Accelerated growth signals and low tumor-infiltrating lymphocyte levels predict poor outcome in T4 esophageal squamous cell carcinoma

Background. Little is known about the biological nature of T4 esophageal carcinoma growth signals and host defenses. Methods. Paraffin-embedded sections from 78 patients with T2 to T4 esophageal squamous cell carcinoma who underwent operation were analyzed with immunohistochemistry. Results. Positive cyclin A showed a significantly greater increase in T4 tumors than in those of other stages, and negative p27 showed a significantly greater decrease in T4 tumors than in large T3 stage tumors (tumor size ≥ 4.0 cm). Patients with low-grade tumor-infiltrating lymphocyte (TIL) density showed a significantly greater decrease in T4 than in T2. The combination of p27 and cyclin A was a significant independent prognostic factor among T and N factors in multivariate analysis.
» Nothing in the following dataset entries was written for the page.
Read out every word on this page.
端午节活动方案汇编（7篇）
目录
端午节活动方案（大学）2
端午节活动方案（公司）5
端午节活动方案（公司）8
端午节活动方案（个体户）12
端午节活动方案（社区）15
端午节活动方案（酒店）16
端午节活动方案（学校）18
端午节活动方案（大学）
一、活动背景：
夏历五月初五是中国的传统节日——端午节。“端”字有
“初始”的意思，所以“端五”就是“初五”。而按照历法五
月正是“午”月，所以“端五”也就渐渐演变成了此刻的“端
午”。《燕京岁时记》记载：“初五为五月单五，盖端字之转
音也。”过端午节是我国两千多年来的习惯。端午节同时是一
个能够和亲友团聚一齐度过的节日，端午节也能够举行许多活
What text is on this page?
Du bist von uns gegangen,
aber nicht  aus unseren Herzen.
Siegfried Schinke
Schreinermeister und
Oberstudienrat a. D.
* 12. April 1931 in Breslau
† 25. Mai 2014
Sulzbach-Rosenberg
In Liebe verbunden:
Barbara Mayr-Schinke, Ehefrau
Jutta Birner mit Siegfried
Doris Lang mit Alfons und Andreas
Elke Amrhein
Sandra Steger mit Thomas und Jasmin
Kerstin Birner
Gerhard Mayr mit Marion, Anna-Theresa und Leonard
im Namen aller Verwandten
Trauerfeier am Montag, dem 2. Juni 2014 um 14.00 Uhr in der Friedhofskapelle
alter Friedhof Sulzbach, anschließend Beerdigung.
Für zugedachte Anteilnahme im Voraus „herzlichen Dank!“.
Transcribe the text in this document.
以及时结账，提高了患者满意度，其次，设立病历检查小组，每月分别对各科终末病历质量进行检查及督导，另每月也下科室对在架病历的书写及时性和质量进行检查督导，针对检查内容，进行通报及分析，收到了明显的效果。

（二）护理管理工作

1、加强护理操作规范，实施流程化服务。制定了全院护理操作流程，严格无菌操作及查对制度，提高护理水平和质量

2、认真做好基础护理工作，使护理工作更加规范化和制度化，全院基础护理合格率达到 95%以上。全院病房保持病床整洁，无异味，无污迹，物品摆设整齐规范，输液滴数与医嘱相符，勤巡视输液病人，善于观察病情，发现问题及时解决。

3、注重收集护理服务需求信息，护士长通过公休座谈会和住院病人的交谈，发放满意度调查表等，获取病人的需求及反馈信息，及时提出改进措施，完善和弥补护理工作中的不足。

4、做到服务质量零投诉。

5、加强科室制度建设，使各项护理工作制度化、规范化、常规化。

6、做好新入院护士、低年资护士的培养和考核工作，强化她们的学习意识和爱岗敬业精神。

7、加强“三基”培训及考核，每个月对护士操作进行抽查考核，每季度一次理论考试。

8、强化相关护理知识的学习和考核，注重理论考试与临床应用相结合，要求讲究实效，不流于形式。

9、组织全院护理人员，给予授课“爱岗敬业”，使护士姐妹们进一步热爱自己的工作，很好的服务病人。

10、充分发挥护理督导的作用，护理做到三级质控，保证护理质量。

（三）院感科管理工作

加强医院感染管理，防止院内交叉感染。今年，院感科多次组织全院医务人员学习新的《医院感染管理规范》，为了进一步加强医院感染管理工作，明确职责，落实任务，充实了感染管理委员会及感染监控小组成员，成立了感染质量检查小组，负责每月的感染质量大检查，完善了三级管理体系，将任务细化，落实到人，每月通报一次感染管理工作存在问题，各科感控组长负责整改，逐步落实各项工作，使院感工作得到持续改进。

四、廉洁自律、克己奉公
TIL density was an independent prognostic factor among immunonutritional variables such as serum albumin concentration and the number of total blood lymphocytes. Conclusions. T4 esophageal squamous cell carcinoma has a poor prognosis, which is associated with increased p27-negative and cyclin A-positive growth signals in the tumor and with low TIL density in the host.